Some more thoughts on Mildred Pierce

Preparing a class on Mildred Pierce and binged on the Todd Haynes TV series yesterday, which I thought beautiful and moving. It reinforced my feeling that cinema is not only condensed — condensed I suppose could also mean insufficient, missing out important bits, truncated — but poetic; that that condensed form needs to be used variously, that everything has to contribute, allegorise, fulfil the obvious function and do something else. Even the speech in the Curtiz version seems to mean not only what it says literally but also something else. The Haynes version also uses visuals beautifully but has more space. Curtiz’s visuals are striking; and that also made me think of a comparison of the performances in the two adaptations. Crawford is so impactful, and her performance certainly hits all the notes….but not the spaces between the notes like Kate Winslet does in the Haynes version. Winslet moved me so whereas Crawford leaves me awestruck. Anyway, a thought.

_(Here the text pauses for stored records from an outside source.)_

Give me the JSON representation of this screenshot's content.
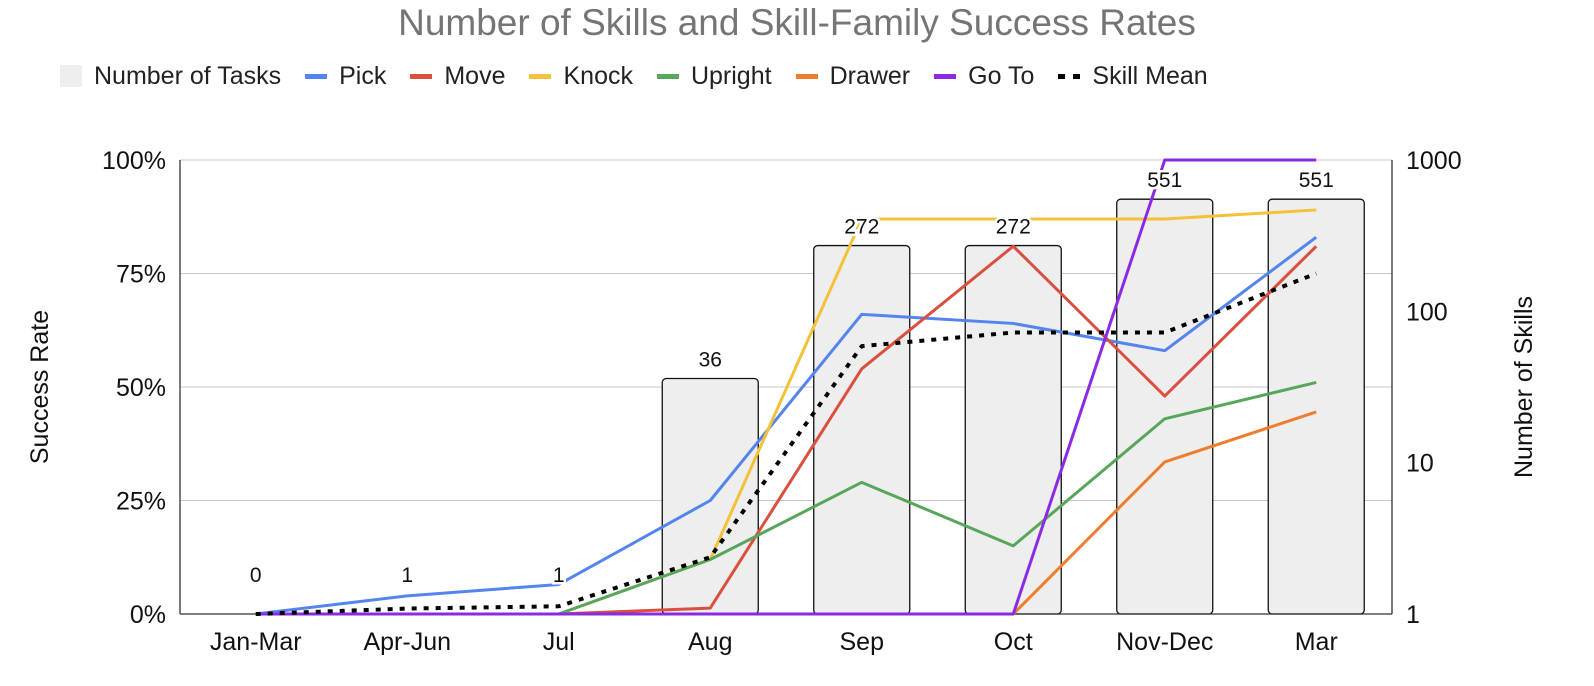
{
  "chart_data": {
    "type": "bar",
    "title": "Number of Skills and Skill-Family Success Rates",
    "categories": [
      "Jan-Mar",
      "Apr-Jun",
      "Jul",
      "Aug",
      "Sep",
      "Oct",
      "Nov-Dec",
      "Mar"
    ],
    "y_left": {
      "label": "Success Rate",
      "range": [
        0,
        100
      ],
      "ticks": [
        "0%",
        "25%",
        "50%",
        "75%",
        "100%"
      ],
      "tick_values": [
        0,
        25,
        50,
        75,
        100
      ]
    },
    "y_right": {
      "label": "Number of Skills",
      "scale": "log",
      "range": [
        1,
        1000
      ],
      "ticks": [
        "1",
        "10",
        "100",
        "1000"
      ],
      "tick_values": [
        1,
        10,
        100,
        1000
      ]
    },
    "bars": {
      "name": "Number of Tasks",
      "axis": "right",
      "values": [
        0,
        1,
        1,
        36,
        272,
        272,
        551,
        551
      ],
      "labels": [
        "0",
        "1",
        "1",
        "36",
        "272",
        "272",
        "551",
        "551"
      ],
      "color": "#eeeeee"
    },
    "series": [
      {
        "name": "Pick",
        "axis": "left",
        "color": "#5484ed",
        "dash": "solid",
        "values": [
          0,
          4,
          6.5,
          25,
          66,
          64,
          58,
          83
        ]
      },
      {
        "name": "Move",
        "axis": "left",
        "color": "#db4f3f",
        "dash": "solid",
        "values": [
          0,
          0,
          0,
          1.3,
          54,
          81,
          48,
          81
        ]
      },
      {
        "name": "Knock",
        "axis": "left",
        "color": "#f3c13a",
        "dash": "solid",
        "values": [
          0,
          0,
          0,
          12,
          87,
          87,
          87,
          89
        ]
      },
      {
        "name": "Upright",
        "axis": "left",
        "color": "#58a65c",
        "dash": "solid",
        "values": [
          0,
          0,
          0,
          12,
          29,
          15,
          43,
          51
        ]
      },
      {
        "name": "Drawer",
        "axis": "left",
        "color": "#ef7d2d",
        "dash": "solid",
        "values": [
          0,
          0,
          0,
          0,
          0,
          0,
          33.5,
          44.5
        ]
      },
      {
        "name": "Go To",
        "axis": "left",
        "color": "#8a2be2",
        "dash": "solid",
        "values": [
          0,
          0,
          0,
          0,
          0,
          0,
          100,
          100
        ]
      },
      {
        "name": "Skill Mean",
        "axis": "left",
        "color": "#000000",
        "dash": "dotted",
        "values": [
          0,
          1.2,
          1.7,
          12.5,
          59,
          62,
          62,
          75
        ]
      }
    ],
    "grid": true,
    "legend_position": "top"
  }
}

The close-up below, part of the magnificent star entrance at the beginning of Mildred Pierce. After two years away from the screen (not counting her cameo in Hollywood Canteen), Crawford returns in rainy streets, under lamp-pots, weaving in and out of the shadows wearing fur that seems to bristle with a dark and luxurious sensuality….and now about to throw herself from a bridge. Why? It’s terrific…and a hint of what Crawford might have carried over from her ‘Silent’ movie days.

‘The wool gets pulled from her eyes’: light as dramatic revelation and narrative device:

Mildred Pierce is chock-a-block with brilliant examples of the Expressionist work so characteristic of Curtiz. This moment, were Bert finds his wife has remarried is a favourite, partly because it’s not only expressive in many ways (Burt’s feelings, his anger, perhaps jealousy) but also via the shadows and timing, that they’re hidden, only partly perceptible, and full of a passion and violence we haven’t seen him exhibit before.

Winslet in the TV version, shot like a woman in a Hopper painting — lonely, lost — but also evoking another range of feeling: anxiety, fear, defeat, desperation. The look in the last five seconds or so is beautiful.